Implementation and Recommendations
Taking into consideration the evaluation and the analysis of different models and the possibility to observe how one particular model, team nursing, could be implemented in the practice setting, it is possible to say that this model has its strengths and weaknesses. On the one hand, the team nursing model helps nurses investigate their needs, develop responsibilities, and collaborate in the most appropriate for their ways. On the other hand, team nursing does not presuppose the necessity of education and engagement. However, knowledge is a crucial aspect of any kind of work.

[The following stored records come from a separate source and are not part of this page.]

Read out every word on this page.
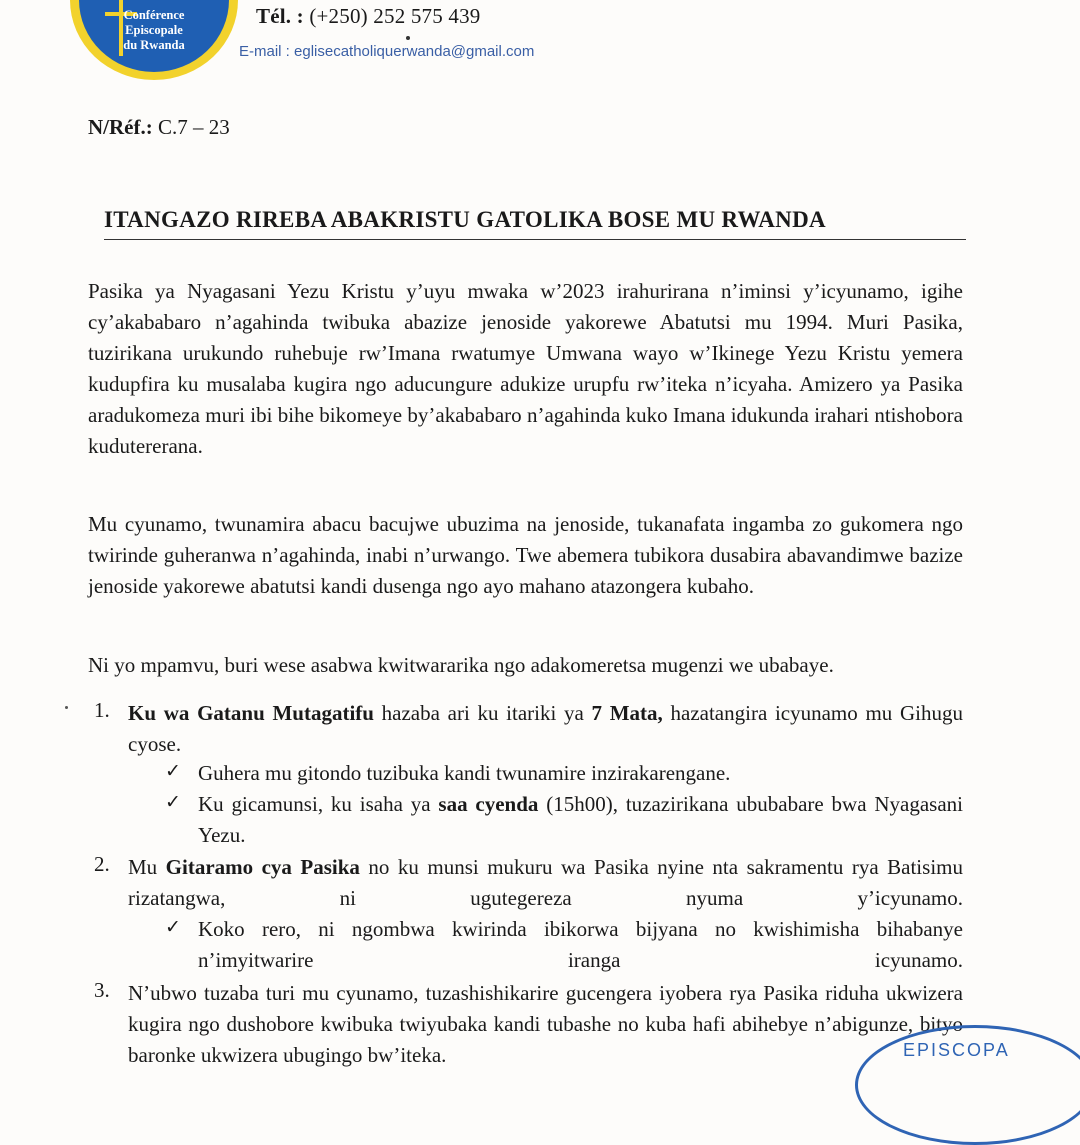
Conférence
Episcopale
du Rwanda
Tél. : (+250) 252 575 439
E-mail : eglisecatholiquerwanda@gmail.com
N/Réf.: C.7 – 23
ITANGAZO RIREBA ABAKRISTU GATOLIKA BOSE MU RWANDA
Pasika ya Nyagasani Yezu Kristu y’uyu mwaka w’2023 irahurirana n’iminsi y’icyunamo, igihe cy’akababaro n’agahinda twibuka abazize jenoside yakorewe Abatutsi mu 1994. Muri Pasika, tuzirikana urukundo ruhebuje rw’Imana rwatumye Umwana wayo w’Ikinege Yezu Kristu yemera kudupfira ku musalaba kugira ngo aducungure adukize urupfu rw’iteka n’icyaha. Amizero ya Pasika aradukomeza muri ibi bihe bikomeye by’akababaro n’agahinda kuko Imana idukunda irahari ntishobora kudutererana.
Mu cyunamo, twunamira abacu bacujwe ubuzima na jenoside, tukanafata ingamba zo gukomera ngo twirinde guheranwa n’agahinda, inabi n’urwango. Twe abemera tubikora dusabira abavandimwe bazize jenoside yakorewe abatutsi kandi dusenga ngo ayo mahano atazongera kubaho.
Ni yo mpamvu, buri wese asabwa kwitwararika ngo adakomeretsa mugenzi we ubabaye.
1. Ku wa Gatanu Mutagatifu hazaba ari ku itariki ya 7 Mata, hazatangira icyunamo mu Gihugu cyose.
✓ Guhera mu gitondo tuzibuka kandi twunamire inzirakarengane.
✓ Ku gicamunsi, ku isaha ya saa cyenda (15h00), tuzazirikana ububabare bwa Nyagasani Yezu.
2. Mu Gitaramo cya Pasika no ku munsi mukuru wa Pasika nyine nta sakramentu rya Batisimu rizatangwa, ni ugutegereza nyuma y’icyunamo.
✓ Koko rero, ni ngombwa kwirinda ibikorwa bijyana no kwishimisha bihabanye n’imyitwarire iranga icyunamo.
3. N’ubwo tuzaba turi mu cyunamo, tuzashishikarire gucengera iyobera rya Pasika riduha ukwizera kugira ngo dushobore kwibuka twiyubaka kandi tubashe no kuba hafi abihebye n’abigunze, bityo baronke ukwizera ubugingo bw’iteka.	EPISCOPA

Therefore, one of the possible ways to improve the quality of nursing care and safety and increase the level of nurse satisfaction is to pay attention to another nursing care model. For example, our hospital may use the synergy model for patient care where nurses’ competence has to be matched with patients’ needs, characteristics, and clinical units (Finkelman, 2016). Nowadays, there are many patients with severe diseases when the critical care setting is required. Still, not all acute care is usually offered within the hospital setting. To provide patients with any kind of help at any place, nurses have to investigate their competencies and learn how to combine them in regards to the needs of their patients. As a rule, nurses have to think about the needs and expectations of their patients before providing them with care. In such cases, the offered synergy model may be effective.
Conclusion and Summary
In general, the recent experience helps to make several important conclusions about the quality of nursing care and the necessity to choose an appropriate nursing care model. The discussions developed by Finkelman help to recognize several models and approaches nurses could choose in their work. The evaluation of several scholarly articles proves that each model may have its pros and cons in particular practice settings. Still, each time nurses come to a hospital, they have to realize that it is not enough to work according to a model or to take care of patients only. Nursing is a complicated process, and knowledge, practice, and personal engagement should matter in any step taken and every decision made.
Deravin, L., Francis, K., Nielsen, S., & Anderson, J. (2017). Nursing stress and satisfaction outcomes resulting from implementing a team nursing model of care in a rural setting. Journal of Hospital Administration, 6(1), 60-66.
Finkelman, A. (2016). Leadership and management for nurses: Core competencies for quality care (3rd ed.). Boston, MA: Pearson.
Malcolm, M., Shellman, J., Elwell, J., & Rees, C. (2017). GOT! Care: Preparing the emerging healthcare workforce for interprofessional collaborative practice: A pilot study. Health and Interprofessional Practice, 3(2), 2-12.
Payne, R., & Steakley, B. (2015). Establishing a primary nursing model of care. Nursing Management, 46(12), 11-13.
Zimbudzi, E. (2013). Discovering the untapped benefits of team nursing in an acute haemodialysis unit of a major teaching hospital. Journal of Nursing Education and Practice, 3(8), 149-153.